David Chilton offre des conseils en matière d’investissement aux producteurs agricoles

Lingot d'or

Aperçu

  • David Chilton parle de son dernier livre Le retour du barbier riche.
  • Il offre des conseils en matière de planification financière aux agriculteurs.
  • Il parle des fonds communs de placement comme moyens d’investissement.

Vingt ans après la parution de son premier succès de librairie, Un barbier riche, David Chilton est de retour avec un nouvel ouvrage: Le retour du barbier riche.

Il y a quelques années, votre livre se vendait bien et vous avez décidé de le retirer des tablettes. Peu de temps après, vous en écriviez un autre intitulé Le retour du barbier riche. Pourquoi une telle décision?

En fait, il n’y a aucun rapport entre les deux événements. J’ai fait retirer mon premier livre bien avant d’avoir envisagé d’écrire le deuxième. J’ai estimé qu’Un barbier riche avait besoin d’être remis au goût du jour afin de prendre en compte des aspects comme les comptes d’épargne libres d’impôt (CELI) et les fonds négociés en bourse (FNB), et je ne voulais pas trop revenir en arrière et faire une réécriture complète. Et l’idée de retirer mon livre au moment où il marchait fort bien me plaisait. Par ailleurs, personnellement, je préfère le deuxième.

Je pense qu’un grand nombre de producteurs ont un talent naturel pour prendre des mesures qui relèvent du bon sens. Ils ne croient pas à la richesse instantanée, et pour cause : on ne fait pas fortune du jour au lendemain.

À l’heure actuelle, l’agriculture est un secteur d’investissement relativement solide.Certains producteurs sont tentés de réinvestir tous leurs bénéfices dans la ferme.Du point de vue de la planification financière, est-ce généralement une bonne idée?

De toute évidence, on ne veut pas investir tout son argent dans un seul actif. Ce serait faire preuve d’un manque de diversification. D’un autre côté, il faut aussi être réaliste. L’entreprise agricole exige énormément de capital, et quand la conjoncture est favorable, c’est une bonne occasion pour réinvestir dans l’exploitation, que ce soit dans les machines ou dans la terre. Lorsqu’on dirige une exploitation agricole, on sait que les besoins de capitaux sont toujours présents.

Dans l’ensemble, les agriculteurs gèrent assez bien leur argent et ne sont pas du genre à vivre au-dessus de leurs moyens. Ils achètent des maisons qu’ils ont les moyens de payer. Je pense qu’un grand nombre de producteurs ont un talent naturel pour prendre des mesures qui relèvent du bon sens. Ils ne croient pas à la richesse instantanée, et pour cause : on ne fait pas fortune du jour au lendemain.

Dans vos deux livres, il est beaucoup question des fonds communs de placement. Votre opinion au sujet de ce type de placement a-t-elle changé en 20 ans?

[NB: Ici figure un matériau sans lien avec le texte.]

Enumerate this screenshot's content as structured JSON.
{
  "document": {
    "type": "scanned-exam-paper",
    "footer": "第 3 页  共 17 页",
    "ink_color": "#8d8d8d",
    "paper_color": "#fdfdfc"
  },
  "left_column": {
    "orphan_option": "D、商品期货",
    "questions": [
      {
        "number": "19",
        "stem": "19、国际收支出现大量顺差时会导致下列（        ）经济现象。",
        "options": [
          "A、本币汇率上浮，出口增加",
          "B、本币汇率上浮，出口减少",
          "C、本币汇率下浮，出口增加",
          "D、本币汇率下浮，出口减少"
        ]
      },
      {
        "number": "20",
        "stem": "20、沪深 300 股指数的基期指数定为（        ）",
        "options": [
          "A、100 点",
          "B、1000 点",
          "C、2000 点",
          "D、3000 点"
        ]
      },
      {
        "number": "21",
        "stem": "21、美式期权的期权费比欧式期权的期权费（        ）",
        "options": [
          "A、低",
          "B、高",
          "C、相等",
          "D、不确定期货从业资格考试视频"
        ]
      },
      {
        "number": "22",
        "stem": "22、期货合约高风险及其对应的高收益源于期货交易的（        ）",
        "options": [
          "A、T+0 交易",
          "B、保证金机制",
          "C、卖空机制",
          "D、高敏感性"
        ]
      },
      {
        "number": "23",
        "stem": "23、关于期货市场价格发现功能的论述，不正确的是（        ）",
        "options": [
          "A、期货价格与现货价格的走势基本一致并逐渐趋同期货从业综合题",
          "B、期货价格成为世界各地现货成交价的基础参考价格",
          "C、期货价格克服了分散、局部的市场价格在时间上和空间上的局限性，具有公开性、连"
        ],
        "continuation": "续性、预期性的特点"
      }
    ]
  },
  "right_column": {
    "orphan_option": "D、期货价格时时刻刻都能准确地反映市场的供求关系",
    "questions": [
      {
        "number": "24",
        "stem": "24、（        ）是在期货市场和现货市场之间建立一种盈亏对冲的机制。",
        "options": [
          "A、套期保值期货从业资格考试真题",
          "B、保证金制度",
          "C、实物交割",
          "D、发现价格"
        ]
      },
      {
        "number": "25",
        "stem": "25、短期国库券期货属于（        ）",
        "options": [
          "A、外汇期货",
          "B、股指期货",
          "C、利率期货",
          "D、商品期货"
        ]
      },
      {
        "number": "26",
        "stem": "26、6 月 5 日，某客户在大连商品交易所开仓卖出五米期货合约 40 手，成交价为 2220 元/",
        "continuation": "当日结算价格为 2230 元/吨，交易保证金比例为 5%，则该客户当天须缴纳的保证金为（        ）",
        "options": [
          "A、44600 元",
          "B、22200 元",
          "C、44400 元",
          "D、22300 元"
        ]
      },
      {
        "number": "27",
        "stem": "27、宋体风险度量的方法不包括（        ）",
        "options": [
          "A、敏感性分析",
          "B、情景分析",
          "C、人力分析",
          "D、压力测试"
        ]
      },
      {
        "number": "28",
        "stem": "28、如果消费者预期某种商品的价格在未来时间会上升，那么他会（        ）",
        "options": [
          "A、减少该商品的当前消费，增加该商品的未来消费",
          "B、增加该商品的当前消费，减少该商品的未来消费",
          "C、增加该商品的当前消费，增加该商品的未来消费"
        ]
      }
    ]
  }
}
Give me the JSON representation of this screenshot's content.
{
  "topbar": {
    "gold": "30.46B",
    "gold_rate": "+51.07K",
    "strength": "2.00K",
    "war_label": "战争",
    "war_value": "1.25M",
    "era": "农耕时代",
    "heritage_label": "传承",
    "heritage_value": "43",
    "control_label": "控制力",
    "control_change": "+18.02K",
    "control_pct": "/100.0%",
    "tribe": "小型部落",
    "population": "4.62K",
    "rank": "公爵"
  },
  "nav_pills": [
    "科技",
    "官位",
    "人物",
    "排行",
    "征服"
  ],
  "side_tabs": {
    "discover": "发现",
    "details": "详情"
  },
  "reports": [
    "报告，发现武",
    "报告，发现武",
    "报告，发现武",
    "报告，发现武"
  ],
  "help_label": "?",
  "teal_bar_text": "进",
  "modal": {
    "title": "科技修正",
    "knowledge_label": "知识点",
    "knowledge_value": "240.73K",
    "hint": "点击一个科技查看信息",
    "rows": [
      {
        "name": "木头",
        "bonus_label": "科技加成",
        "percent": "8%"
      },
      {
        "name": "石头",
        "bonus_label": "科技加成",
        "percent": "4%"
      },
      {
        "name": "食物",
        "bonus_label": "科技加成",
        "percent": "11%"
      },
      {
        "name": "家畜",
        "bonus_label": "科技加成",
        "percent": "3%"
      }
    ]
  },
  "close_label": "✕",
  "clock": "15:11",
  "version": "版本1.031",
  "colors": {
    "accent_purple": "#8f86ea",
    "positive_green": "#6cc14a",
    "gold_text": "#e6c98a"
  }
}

Oui, je pense que notre incapacité de prévoir les fonds communs de placement qui offriront les meilleurs rendements est très évidente. La vaste majorité des portefeuilles gérés activement doivent offrir un rendement supérieur à la moyenne pour être les plus performants. C’est un concept de base. En termes de résultats, c’est un jeu à somme nulle, et lorsqu’on tient compte des frais, on constate que la majorité d’entre nous obtiendra un faible rendement.

C’est pourquoi je pense qu’un plus grand nombre de gens devraient utiliser des produits indexés à faible coût, un type de fonds commun de placement dont le portefeuille est constitué afin de correspondre aux composantes d’un indice du marché, tel que le SP 500, ou d’en faire le suivi.

L’autre problème concerne les coûts liés à la gestion des fonds communs de placement au Canada. Nous ne pouvons pas nous permettre de payer des frais annuels de 2 et 3% pour faire gérer notre argent. Ces coûts comprennent souvent les services d’un conseiller, et si celui-ci vous donne de bons conseils, des frais s’élevant à 1% peuvent être justifiés. Toutefois, si vous payez à la fois des frais de 2 et 3%, en particulier dans l’environnement de marché actuel, ces frais sont difficiles à justifier.